O Atlas da Violência 2016, divulgado ontem pelo Instituto de Pesquisa Econômica Aplicada (Ipea), mostrou redução de homicídios no Paraná entre 2004 e 2014. Em uma década, os assassinatos recuaram 4,3%, com variação de 27,8 para 26,6 homicídios por 100 mil habitantes. Apenas outras sete unidades da federação conseguiram diminuir os índices: São Paulo (52,4%); Rio de Janeiro (33,3%); Pernambuco (27,3%); Rondônia (14,1%); Espírito Santo (13,8%); Mato Grosso do Sul (7,7%) e Distrito Federal (7,4%).
Em 2014, 2.964 pessoas foram vítimas de homicídios no Paraná, contra 2.835 em 2004. Apesar do aumento de casos, a queda de 4,3% da taxa leva em conta o aumento populacional no período. Segundo o estudo, mesmo com a diminuição dos índices, o Paraná, com as 26,6 mortes por 100 mil habitantes, ainda mantém a maior taxa de homicídios do Sul do País, à frente de Santa Catarina (12,7) e Rio Grande do Sul (24,1). Os dois Estados, no entanto, apresentam aumento nos índices, de 16,7% e 30,5%, respectivamente.

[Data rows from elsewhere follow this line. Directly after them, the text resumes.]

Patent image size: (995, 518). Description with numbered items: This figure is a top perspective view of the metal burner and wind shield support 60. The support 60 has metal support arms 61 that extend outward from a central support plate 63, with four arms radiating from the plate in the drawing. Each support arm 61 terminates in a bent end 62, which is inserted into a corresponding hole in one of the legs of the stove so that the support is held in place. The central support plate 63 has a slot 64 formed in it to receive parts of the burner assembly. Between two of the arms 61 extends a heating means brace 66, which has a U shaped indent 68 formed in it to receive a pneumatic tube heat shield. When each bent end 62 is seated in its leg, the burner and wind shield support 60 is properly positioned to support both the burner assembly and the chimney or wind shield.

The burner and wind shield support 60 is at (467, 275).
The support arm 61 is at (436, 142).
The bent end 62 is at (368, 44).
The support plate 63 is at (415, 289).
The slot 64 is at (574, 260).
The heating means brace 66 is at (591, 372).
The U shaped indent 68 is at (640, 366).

A microrregião de Foz do Iguaçu, no Oeste, foi a que apresentou a segunda maior redução de homicídios no País (-58,76%), atrás apenas da microrregião de São Paulo (-64,98%). Contudo, a taxa de 31,51 assassinatos por 100 mil habitantes, registrada em 2014, ainda é preocupante. A microrregião fronteiriça está entre as cinco mais violentas do Estado, lista encabeçada pelas microrregiões de Telêmaco Borba (40,96); Curitiba (40,19); Paranaguá (35,57) e Palmas (32,57).
Se considerado o intervalo entre 2010 e 2014, a redução de homicídios no Estado é a maior do Brasil, de 20,9%, seguido pelo Espírito Santo (14,8%). O estudo aponta que "embora não se possa atribuir esses desempenhos às políticas implementadas nessas duas unidades federativas, o que necessitaria, obviamente, de um estudo aprofundado, cabe mencionar algumas inovações e ações tomadas por esses governos".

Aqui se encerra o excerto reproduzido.